Whiteley’s former accountant, Mr Anthony Clune, said the artist told him in November 1991 that he had “changed his will again”. When Mr Clune suggested at their meeting that a lawyer look at the document, Whiteley replied forcefully: “I hate lawyers. They’re always kidding you.”
Ms Hopkirk said there was competition between Arkie and Janice. When she saw him on her farm near Orange, two months before his death, “he was exhausted, he was lonely, he was besieged by … relationships with the women in his life”.
Miss Spencer, who accompanied Whiteley to the farm to celebrate his birthday, said Brett told her at the time that Arkie and Wendy were “very hostile” towards her. “They really hate you and I have to deal with that animosity.”
He allegedly promised her, “If anything happens to me, you’ll be taken care of.”
Miss Spencer said she had a key to Whiteley’s studio in Surry Hills, as did Mr Kuhn.
Judge Powell asked if she had ever seen an envelope taped under the drawer in the kitchen. No, she didn’t.
I assume you didn’t take the document with you? – That’s right. I did not.
Mrs Beryl Whiteley heard after the death of her son that there were stories of another will involving Mr Kuhn. But to her, “it felt like the two were out together on a drunk night.”

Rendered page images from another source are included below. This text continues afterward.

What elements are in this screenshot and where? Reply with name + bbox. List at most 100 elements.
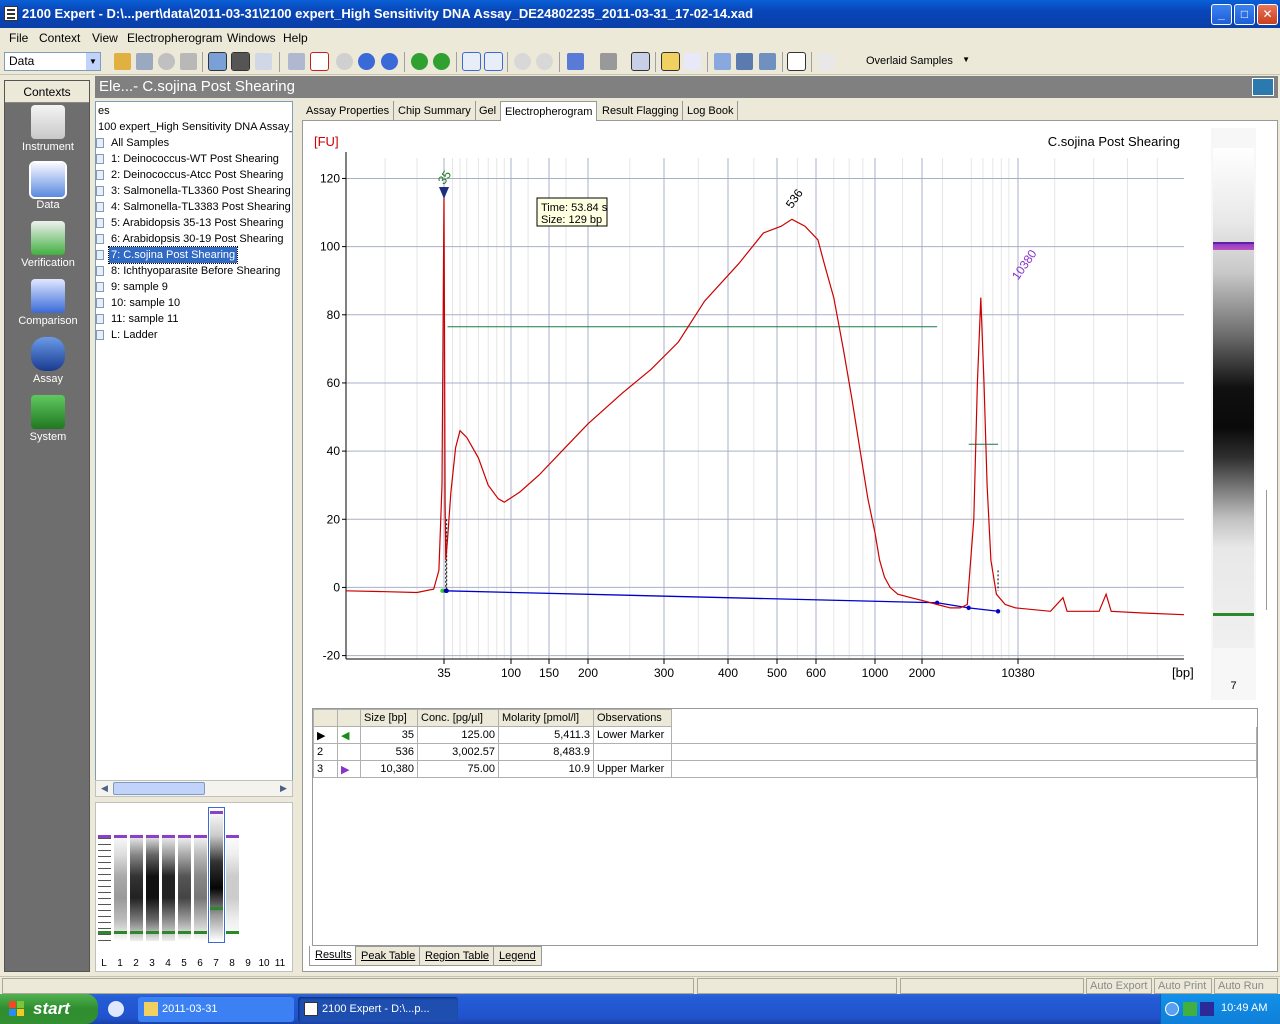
data-icon bbox=[29, 161, 67, 199]
cell-observation: Upper Marker bbox=[593, 760, 672, 778]
gel-lane[interactable] bbox=[274, 833, 287, 941]
menu-context[interactable]: Context bbox=[39, 31, 80, 45]
task-2100-expert[interactable]: 2100 Expert - D:\...p... bbox=[298, 997, 458, 1022]
gel-lane[interactable] bbox=[226, 833, 239, 941]
gel-lane[interactable] bbox=[194, 833, 207, 941]
forward-arrow-icon[interactable] bbox=[433, 53, 450, 70]
chart-overlay-icon[interactable] bbox=[787, 52, 806, 71]
print-icon[interactable] bbox=[180, 53, 197, 70]
monitor-icon[interactable] bbox=[736, 53, 753, 70]
hand-tool-icon[interactable] bbox=[600, 53, 617, 70]
stop-icon[interactable] bbox=[381, 53, 398, 70]
open-folder-icon[interactable] bbox=[114, 53, 131, 70]
context-assay[interactable]: Assay bbox=[5, 337, 91, 393]
peak-tool-icon[interactable] bbox=[567, 53, 584, 70]
grid-view-icon[interactable] bbox=[231, 52, 250, 71]
windows-icon[interactable] bbox=[759, 53, 776, 70]
sample-icon bbox=[96, 314, 104, 324]
tab-results[interactable]: Results bbox=[309, 946, 358, 966]
right-edge-scroll[interactable] bbox=[1266, 490, 1274, 610]
window-title: 2100 Expert - D:\...pert\data\2011-03-31… bbox=[22, 6, 754, 21]
window-corner-icon[interactable] bbox=[1252, 78, 1274, 96]
tab-assay-properties[interactable]: Assay Properties bbox=[302, 101, 395, 121]
system-tray: 10:49 AM bbox=[1160, 994, 1280, 1024]
task-explorer-folder[interactable]: 2011-03-31 bbox=[138, 997, 294, 1022]
gel-lane-label: 7 bbox=[213, 958, 219, 969]
menu-view[interactable]: View bbox=[92, 31, 118, 45]
back-arrow-icon[interactable] bbox=[411, 53, 428, 70]
menu-help[interactable]: Help bbox=[283, 31, 308, 45]
gel-lane[interactable] bbox=[114, 833, 127, 941]
tab-legend[interactable]: Legend bbox=[493, 946, 542, 966]
cell-molarity: 5,411.3 bbox=[498, 726, 594, 744]
pause-icon[interactable] bbox=[358, 53, 375, 70]
start-button[interactable]: start bbox=[0, 994, 98, 1024]
table-row[interactable]: 2 536 3,002.57 8,483.9 bbox=[313, 743, 1257, 761]
axis-tool-icon[interactable] bbox=[818, 53, 835, 70]
zoom-in-icon[interactable] bbox=[514, 53, 531, 70]
observations-header: Observations bbox=[593, 709, 672, 727]
table-icon[interactable] bbox=[714, 53, 731, 70]
close-button[interactable]: ✕ bbox=[1257, 4, 1278, 25]
single-view-icon[interactable] bbox=[462, 52, 481, 71]
compare-icon[interactable] bbox=[661, 52, 680, 71]
tray-expand-icon[interactable] bbox=[1165, 1002, 1179, 1016]
lower-marker-band bbox=[178, 931, 191, 934]
context-verification[interactable]: Verification bbox=[5, 221, 91, 277]
tile-view-icon[interactable] bbox=[484, 52, 503, 71]
gel-lane[interactable] bbox=[162, 833, 175, 941]
cell-size: 536 bbox=[360, 743, 418, 761]
save-icon[interactable] bbox=[136, 53, 153, 70]
minimize-button[interactable]: _ bbox=[1211, 4, 1232, 25]
gel-lane[interactable] bbox=[130, 833, 143, 941]
context-system-label: System bbox=[29, 431, 67, 443]
gel-lane[interactable] bbox=[208, 807, 225, 943]
scroll-thumb[interactable] bbox=[113, 782, 205, 795]
menu-file[interactable]: File bbox=[9, 31, 28, 45]
context-instrument[interactable]: Instrument bbox=[5, 105, 91, 161]
maximize-button[interactable]: □ bbox=[1234, 4, 1255, 25]
tab-gel[interactable]: Gel bbox=[475, 101, 502, 121]
properties-icon[interactable] bbox=[255, 53, 272, 70]
electropherogram-chart[interactable]: -20 0 20 40 60 80 100 120 35 100 150 200 300 400 500 60… bbox=[302, 120, 1207, 690]
sample-icon bbox=[96, 266, 104, 276]
quick-launch-ie-icon[interactable] bbox=[108, 1001, 124, 1017]
pen-tool-icon[interactable] bbox=[631, 52, 650, 71]
gel-lane[interactable] bbox=[258, 833, 271, 941]
tab-electropherogram[interactable]: Electropherogram bbox=[500, 101, 598, 121]
context-system[interactable]: System bbox=[5, 395, 91, 451]
overlay-select[interactable]: Overlaid Samples ▼ bbox=[862, 53, 974, 71]
scroll-left-icon[interactable]: ◀ bbox=[97, 782, 112, 795]
context-select[interactable]: Data ▼ bbox=[4, 52, 101, 71]
context-comparison[interactable]: Comparison bbox=[5, 279, 91, 335]
tab-log-book[interactable]: Log Book bbox=[683, 101, 739, 121]
status-auto-print: Auto Print bbox=[1154, 978, 1212, 994]
zoom-out-icon[interactable] bbox=[536, 53, 553, 70]
gel-lane[interactable] bbox=[146, 833, 159, 941]
tray-network-icon[interactable] bbox=[1183, 1002, 1197, 1016]
play-icon[interactable] bbox=[336, 53, 353, 70]
tray-security-icon[interactable] bbox=[1200, 1002, 1214, 1016]
gel-lane[interactable] bbox=[178, 833, 191, 941]
cell-size: 35 bbox=[360, 726, 418, 744]
menu-electropherogram[interactable]: Electropherogram bbox=[127, 31, 222, 45]
table-row[interactable]: 3 ▶ 10,380 75.00 10.9 Upper Marker bbox=[313, 760, 1257, 778]
disc-icon[interactable] bbox=[158, 53, 175, 70]
gel-lane[interactable] bbox=[98, 833, 111, 941]
electropherogram-icon[interactable] bbox=[310, 52, 329, 71]
tree-view-icon[interactable] bbox=[208, 52, 227, 71]
tab-peak-table[interactable]: Peak Table bbox=[355, 946, 422, 966]
scroll-right-icon[interactable]: ▶ bbox=[276, 782, 291, 795]
context-data[interactable]: Data bbox=[5, 161, 91, 219]
tab-region-table[interactable]: Region Table bbox=[419, 946, 496, 966]
gel-view-icon[interactable] bbox=[288, 53, 305, 70]
table-row[interactable]: ▶ ◀ 35 125.00 5,411.3 Lower Marker bbox=[313, 726, 1257, 744]
tree-horizontal-scrollbar[interactable]: ◀ ▶ bbox=[95, 780, 293, 797]
tab-result-flagging[interactable]: Result Flagging bbox=[598, 101, 684, 121]
menu-windows[interactable]: Windows bbox=[227, 31, 276, 45]
tab-chip-summary[interactable]: Chip Summary bbox=[394, 101, 476, 121]
gel-lane[interactable] bbox=[242, 833, 255, 941]
curve-icon[interactable] bbox=[684, 53, 701, 70]
marker-cell bbox=[337, 743, 361, 761]
cell-observation: Lower Marker bbox=[593, 726, 672, 744]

The hearing continues today.
Although it was never restored, Judge Powell considered the 1991 handwritten will the one that best expressed his wishes, and consequently the big winner was daughter Arkie, who became a multimillionaire on May 14. The big loser was Miss Spencer, who received a single painting – a nude of hers entitled ‘Afternoon in Surry Hills’. Arkie Whiteley died of adrenal cancer in 2001. Janice Spencer died of a heroin overdose in 2000.